- Born: 23 February 1892 Cucuteni, Iași County, Kingdom of Romania
- Died: 25 December 1954 (aged 62) Văcărești Prison, Romanian People's Republic
- Buried: Sfânta Vineri Cemetery, Bucharest
- Allegiance: Kingdom of Romania
- Branch: Army
- Service years: 1909–1945
- Rank: 2nd Lieutenant (1911) 1st Lieutenant (1914) Captain (1917) Major (1920) Lieutenant Colonel (1929) Colonel (1935) Brigadier General (1941) Major General (1944)
- Commands: 2nd Fortress Brigade 3rd Mixed Fortress Brigade
- Conflicts: World War I World War II
- Awards: Order of the Crown (Romania)

= Ioan Arbore =

Romanian major-general

Ioan Arbore (February 23, 1892 – December 25, 1954) was a Romanian major-general during World War II.

Arbore was born in Cucuteni, Iași County, a distant descendant of hetman Luca Arbore. He spent his childhood in Sarinasuf, Tulcea County, where his father was a priest. He studied at the Military School (1909–1911), graduating with the rank of second lieutenant, and was promoted to lieutenant în 1914. He fought in World War I, was promoted to captain in 1917, and commanded an artillery battery. He completed his military education at the Higher War School (1919–1920) and at the Military Academy in Paris (1919–1921). Arbore was promoted to major in 1920, lieutenant colonel in 1929, and colonel in 1935. In 1939 he became prefect of Putna County. He was awarded in 1940 the Order of the Crown, Commander rank.

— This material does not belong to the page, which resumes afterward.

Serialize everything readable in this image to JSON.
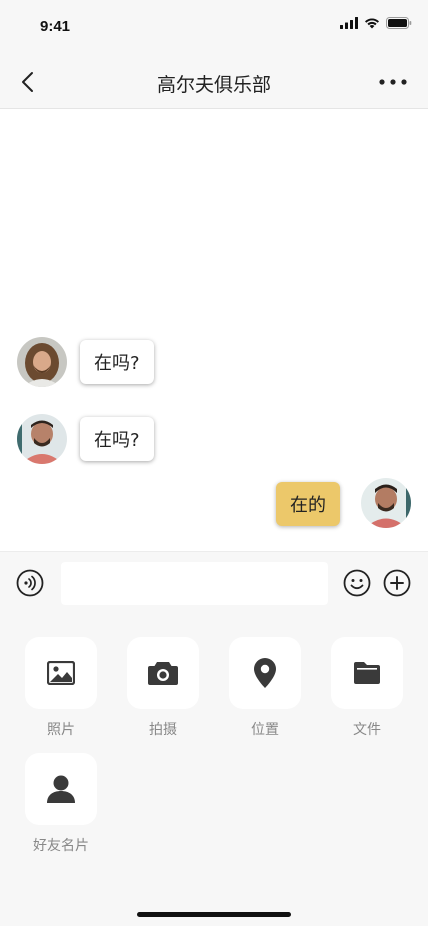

Arbore began his World War II career as the commanding officer of the 2nd Fortress Brigade in 1941, and as the commanding officer of the 3rd Mixed Fortress Brigade later that year. In 1942, he was the chief of staff, Third Army. From 14 July 1943 to 23 August 1944 he served in the Third Antonescu cabinet as Under-Secretary of State for Army and Civilian Supply. He went into reserve after the 23 August coup d'état and retired in March 1945, but was arrested the following year and condemned to ten years of imprisonment as a traitor in February 1948.

Arbore was incarcerated at Aiud Prison, and died at Văcărești Prison. He was buried at Sfânta Vineri Cemetery in Bucharest.